Parliament will vote on proposed changes to May’s beleaguered Brexit plan from 7 p.m. London time, with Speaker John Bercow choosing which amendments get picked. Various proposals aim to give lawmakers more control, delay taking the U.K. out of the bloc, avoid no deal or change the Irish backstop. These are the amendments the market is focusing on:

Cooper-Boles Delay
Amendment: This cross-party effort, by Labour lawmaker Yvette Cooper and Conservative politician Nick Boles, would set a time limit beyond which the prime minister would have to ask for an Article 50 extension until the end of the year if no agreement has been struck.

Pound reaction: “Cooper/Boles we think is small upside for the pound, as delay is always preferable to a forced decision,” said Royal Bank of Canada’s chief currency strategist Adam Cole.

Lee Hardman, an analyst at MUFG, sees the pound rallying as much as 1.6 percent to $1.3370 under this scenario, a level the currency hasn’t reached since June 2018. Banco Santander SA’s head of Group-of-10 currency strategy Stuart Bennett agrees, putting the currency between $1.33 and $1.34.

Change Backstop
The amendment: A proposal aimed at getting May back to Brussels to renegotiate the Irish backstop has been submitted by Conservative backbenchers Andrew Murrison and Graham Brady. It calls for the Irish border proposal to be replaced with “alternative arrangements.” May threw her weight behind this Monday in an effort to keep her party united, even it would wreck her agreement with the EU, which has said there is little chance of removing the backstop.

Pound reaction: Anything that means the EU has to re-open negotiations would be taken negatively, according to Russell Silberston, a portfolio manager at Investec Asset Management. It would result in “even more uncertainty and possibly a step backwards,” he said.
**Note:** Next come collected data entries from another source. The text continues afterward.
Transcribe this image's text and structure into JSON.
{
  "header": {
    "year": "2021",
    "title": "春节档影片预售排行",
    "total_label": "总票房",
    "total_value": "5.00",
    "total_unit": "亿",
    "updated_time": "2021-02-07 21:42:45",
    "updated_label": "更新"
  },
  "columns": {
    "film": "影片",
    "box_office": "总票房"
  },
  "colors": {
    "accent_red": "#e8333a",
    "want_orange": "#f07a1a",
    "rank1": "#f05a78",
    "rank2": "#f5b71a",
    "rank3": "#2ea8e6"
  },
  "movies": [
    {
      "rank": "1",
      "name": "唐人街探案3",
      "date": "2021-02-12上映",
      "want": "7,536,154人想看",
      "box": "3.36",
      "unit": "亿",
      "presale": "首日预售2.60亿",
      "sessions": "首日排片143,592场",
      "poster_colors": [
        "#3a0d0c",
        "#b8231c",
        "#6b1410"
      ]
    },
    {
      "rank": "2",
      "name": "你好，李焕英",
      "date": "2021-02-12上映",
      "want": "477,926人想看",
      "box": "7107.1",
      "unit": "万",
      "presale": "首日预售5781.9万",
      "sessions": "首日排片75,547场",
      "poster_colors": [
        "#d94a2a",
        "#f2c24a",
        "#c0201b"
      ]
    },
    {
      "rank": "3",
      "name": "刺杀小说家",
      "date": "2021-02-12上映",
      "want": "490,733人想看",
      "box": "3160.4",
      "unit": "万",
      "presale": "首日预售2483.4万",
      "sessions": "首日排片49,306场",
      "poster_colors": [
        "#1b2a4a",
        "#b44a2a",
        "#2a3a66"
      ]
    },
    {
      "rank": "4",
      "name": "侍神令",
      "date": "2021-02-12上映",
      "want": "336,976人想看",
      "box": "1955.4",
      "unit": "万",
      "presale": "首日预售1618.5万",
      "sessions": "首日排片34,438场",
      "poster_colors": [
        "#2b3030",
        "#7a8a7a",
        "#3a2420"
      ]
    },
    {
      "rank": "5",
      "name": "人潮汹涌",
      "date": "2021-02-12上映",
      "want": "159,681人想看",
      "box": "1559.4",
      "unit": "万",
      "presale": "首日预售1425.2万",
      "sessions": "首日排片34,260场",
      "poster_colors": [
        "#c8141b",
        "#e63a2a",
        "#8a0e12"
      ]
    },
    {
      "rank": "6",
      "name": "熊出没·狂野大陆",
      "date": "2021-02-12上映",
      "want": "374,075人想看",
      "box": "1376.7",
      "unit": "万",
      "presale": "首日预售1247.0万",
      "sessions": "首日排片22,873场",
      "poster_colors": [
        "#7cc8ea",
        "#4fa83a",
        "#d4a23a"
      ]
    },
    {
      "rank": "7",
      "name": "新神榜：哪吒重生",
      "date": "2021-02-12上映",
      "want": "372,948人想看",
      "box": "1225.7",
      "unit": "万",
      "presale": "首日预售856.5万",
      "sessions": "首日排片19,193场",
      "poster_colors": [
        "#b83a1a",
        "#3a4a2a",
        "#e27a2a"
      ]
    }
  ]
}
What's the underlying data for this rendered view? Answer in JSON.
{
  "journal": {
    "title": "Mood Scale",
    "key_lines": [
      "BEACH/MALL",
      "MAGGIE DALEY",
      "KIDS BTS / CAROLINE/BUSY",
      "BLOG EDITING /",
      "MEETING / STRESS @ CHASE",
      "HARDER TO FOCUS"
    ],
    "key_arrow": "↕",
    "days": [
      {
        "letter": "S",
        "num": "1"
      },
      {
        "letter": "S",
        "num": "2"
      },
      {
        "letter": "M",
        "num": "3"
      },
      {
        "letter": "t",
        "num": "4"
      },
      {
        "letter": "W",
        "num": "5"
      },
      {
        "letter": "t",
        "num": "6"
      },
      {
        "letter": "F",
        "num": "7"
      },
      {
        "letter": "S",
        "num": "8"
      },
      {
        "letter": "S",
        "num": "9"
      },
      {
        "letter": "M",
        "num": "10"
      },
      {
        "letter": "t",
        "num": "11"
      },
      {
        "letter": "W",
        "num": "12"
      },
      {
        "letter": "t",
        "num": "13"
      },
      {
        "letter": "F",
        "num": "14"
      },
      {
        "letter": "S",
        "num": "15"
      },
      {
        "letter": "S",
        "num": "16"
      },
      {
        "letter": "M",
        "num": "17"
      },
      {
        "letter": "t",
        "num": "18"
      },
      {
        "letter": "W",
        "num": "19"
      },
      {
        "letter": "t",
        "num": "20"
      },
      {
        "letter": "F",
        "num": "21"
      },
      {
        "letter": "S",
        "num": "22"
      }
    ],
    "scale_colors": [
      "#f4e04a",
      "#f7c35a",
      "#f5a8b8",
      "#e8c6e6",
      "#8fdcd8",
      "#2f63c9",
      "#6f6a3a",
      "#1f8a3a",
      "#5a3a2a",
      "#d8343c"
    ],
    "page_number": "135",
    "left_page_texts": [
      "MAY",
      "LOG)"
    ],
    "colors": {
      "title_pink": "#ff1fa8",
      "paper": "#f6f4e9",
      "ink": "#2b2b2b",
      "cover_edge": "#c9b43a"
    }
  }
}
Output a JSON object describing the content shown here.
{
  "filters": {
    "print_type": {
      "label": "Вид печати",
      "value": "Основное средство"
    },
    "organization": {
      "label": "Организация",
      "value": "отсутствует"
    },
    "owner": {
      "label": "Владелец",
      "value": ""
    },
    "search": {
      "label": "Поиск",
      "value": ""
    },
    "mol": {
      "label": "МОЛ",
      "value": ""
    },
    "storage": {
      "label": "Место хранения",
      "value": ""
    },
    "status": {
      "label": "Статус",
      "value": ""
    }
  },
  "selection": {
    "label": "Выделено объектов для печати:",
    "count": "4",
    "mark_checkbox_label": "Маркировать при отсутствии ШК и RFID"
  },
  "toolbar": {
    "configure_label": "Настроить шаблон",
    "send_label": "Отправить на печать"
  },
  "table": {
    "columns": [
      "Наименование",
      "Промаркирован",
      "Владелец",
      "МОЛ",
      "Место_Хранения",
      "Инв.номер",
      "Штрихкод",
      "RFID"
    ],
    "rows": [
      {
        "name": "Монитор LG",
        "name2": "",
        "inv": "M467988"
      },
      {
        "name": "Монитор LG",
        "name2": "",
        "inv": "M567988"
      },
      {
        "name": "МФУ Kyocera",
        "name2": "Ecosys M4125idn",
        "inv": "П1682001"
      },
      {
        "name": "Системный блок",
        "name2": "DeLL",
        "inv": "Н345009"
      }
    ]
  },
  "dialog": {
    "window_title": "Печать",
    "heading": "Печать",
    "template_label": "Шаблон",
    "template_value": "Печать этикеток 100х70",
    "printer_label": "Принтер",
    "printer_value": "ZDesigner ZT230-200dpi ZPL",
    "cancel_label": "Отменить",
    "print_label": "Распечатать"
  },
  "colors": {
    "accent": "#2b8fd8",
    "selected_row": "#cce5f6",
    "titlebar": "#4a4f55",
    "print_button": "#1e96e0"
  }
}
If the Cooper amendment fails and this one passes, the pound could drop as much as 2 percent on a trade-weighted basis, according to Silberston. It could hit $1.31, according to MUFG’s Hardman.

“The Brady amendment will still fail, but by a much smaller margin than the original bill, which will give her something to go back to Europe with,” said RBC’s Cole. “To the extent that does not really resolve anything and just leaves the uncertainty overhanging, it is probably a small negative for sterling.”

Spelman No Deal
Former Conservative minister Caroline Spelman and Labour’s Jack Dromeyhave joined forces to table an amendment to stop a no-deal Brexit.

Pound reaction: “In case of the Spelman amendment, the pound should react positively, as no deal would be ruled out, although it remains unclear how this would be done in practice,” said Thu Lan Nguyen, a currency strategist at Commerzbank AG.

Rabobank’s head of currency strategy, Jane Foley, expects the Spelman amendment would be “most positive since it would remove the threat of no deal.” Still, $1.32 would likely remain a tough hurdle for the currency to clear as the amendment being approved doesn’t remove the uncertainty around how to move forward.